Но Диана со своими малышами, обитатели Приюта Эха и супруги Аллан остались, чтобы помочь двум старым женщинам пережить одиночество этого первого вечера. И они сумели приятно провести время за тихим ужином, беседуя обо всех подробностях прошедшего дня… Они все еще сидели за столом, когда Аня и Гилберт вышли из поезда в Глене св. Марии.

Глава 5

Дорога домой

На станции в Глене новобрачных ожидала бричка, присланная доктором Дэвидом Блайтом. Пригнавший ее к поезду сорванец, понимающе улыбнувшись, тут же куда-то ускользнул, оставив их наедине — наслаждаться поездкой в сиянии погожего вечера.

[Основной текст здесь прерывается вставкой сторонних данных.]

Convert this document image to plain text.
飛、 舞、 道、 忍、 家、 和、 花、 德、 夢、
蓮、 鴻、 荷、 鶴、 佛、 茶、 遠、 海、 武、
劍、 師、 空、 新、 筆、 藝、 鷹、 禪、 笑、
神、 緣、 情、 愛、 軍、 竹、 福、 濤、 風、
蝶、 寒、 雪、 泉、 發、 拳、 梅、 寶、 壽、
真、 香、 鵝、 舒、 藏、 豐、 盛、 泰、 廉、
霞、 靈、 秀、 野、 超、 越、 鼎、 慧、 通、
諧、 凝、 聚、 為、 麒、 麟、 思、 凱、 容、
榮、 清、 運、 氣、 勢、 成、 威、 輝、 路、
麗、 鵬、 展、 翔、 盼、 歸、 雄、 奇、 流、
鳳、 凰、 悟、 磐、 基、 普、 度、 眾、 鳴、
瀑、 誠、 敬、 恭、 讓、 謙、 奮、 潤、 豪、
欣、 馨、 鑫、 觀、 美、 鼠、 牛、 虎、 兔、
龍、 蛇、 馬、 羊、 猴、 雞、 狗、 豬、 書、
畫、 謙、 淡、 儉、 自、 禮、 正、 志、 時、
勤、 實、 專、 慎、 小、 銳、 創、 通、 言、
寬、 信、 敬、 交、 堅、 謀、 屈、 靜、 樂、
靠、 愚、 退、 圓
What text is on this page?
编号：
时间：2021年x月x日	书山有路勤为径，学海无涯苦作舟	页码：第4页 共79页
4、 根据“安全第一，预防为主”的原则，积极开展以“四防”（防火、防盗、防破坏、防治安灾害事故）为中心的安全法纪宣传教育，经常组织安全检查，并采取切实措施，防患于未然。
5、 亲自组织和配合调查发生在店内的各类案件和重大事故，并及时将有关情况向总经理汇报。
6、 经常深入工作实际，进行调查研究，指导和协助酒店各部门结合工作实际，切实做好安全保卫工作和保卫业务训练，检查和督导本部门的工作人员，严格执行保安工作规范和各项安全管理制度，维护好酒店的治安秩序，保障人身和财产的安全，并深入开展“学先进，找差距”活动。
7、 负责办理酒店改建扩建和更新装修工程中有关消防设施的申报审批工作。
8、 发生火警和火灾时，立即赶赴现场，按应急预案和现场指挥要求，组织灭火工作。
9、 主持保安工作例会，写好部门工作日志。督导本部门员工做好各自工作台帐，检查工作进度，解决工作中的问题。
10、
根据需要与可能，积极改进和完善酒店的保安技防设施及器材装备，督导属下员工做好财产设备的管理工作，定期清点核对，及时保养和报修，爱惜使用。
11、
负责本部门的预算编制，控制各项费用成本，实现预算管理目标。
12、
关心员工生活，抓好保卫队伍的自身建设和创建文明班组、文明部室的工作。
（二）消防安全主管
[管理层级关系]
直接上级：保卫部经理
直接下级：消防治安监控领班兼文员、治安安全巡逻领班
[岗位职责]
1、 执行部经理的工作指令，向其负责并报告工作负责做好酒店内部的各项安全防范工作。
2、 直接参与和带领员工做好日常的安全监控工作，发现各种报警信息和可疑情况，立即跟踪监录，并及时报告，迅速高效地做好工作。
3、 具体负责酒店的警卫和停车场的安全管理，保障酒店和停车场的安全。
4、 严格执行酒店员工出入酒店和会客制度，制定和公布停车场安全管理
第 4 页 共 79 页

В Аниной памяти навсегда запечатлелся восхитительный вид, открывшийся им, когда они миновали возвышающийся за деревней холм. Их новый дом еще не был виден, но перед ними, как большое, блестящее зеркало, отсвечивающее розовым и серебряным, лежала гавань Четырех Ветров. Далеко внизу Аня видела вход в гавань — гряда песчаных дюн с одной стороны и мрачный, высокий и крутой утес из красного песчаника — с другой. За дюнами в отблесках вечерней зари дремало море, спокойное и суровое. Маленькая рыбачья деревня, приютившаяся там, где песчаные дюны смыкались с берегом, выглядела в легком тумане, как огромный опал. Небо казалось украшенной драгоценностями чашей, из которой лился вечерний сумрак; воздух бодрил неотразимым острым запахом прибоя; и весь пейзаж был проникнут утонченной прелестью вечернего моря. Несколько парусников дрейфовало вдоль темнеющих, одетых елями берегов. На колокольне маленькой белой церкви, расположенной на дальнем берегу, звонил колокол; нежный и сонный, этот сладкий колокольный звон плыл над водой, сливаясь со стоном моря. Огромный вращающийся маяк на утесе у входа в гавань вспыхивал теплым, золотистым светом на фоне ясного северного неба, словно дрожащая, трепещущая звезда доброй надежды… Вдали, параллельно горизонту, тянулась извилистая серая лента дыма — там проходил пароход.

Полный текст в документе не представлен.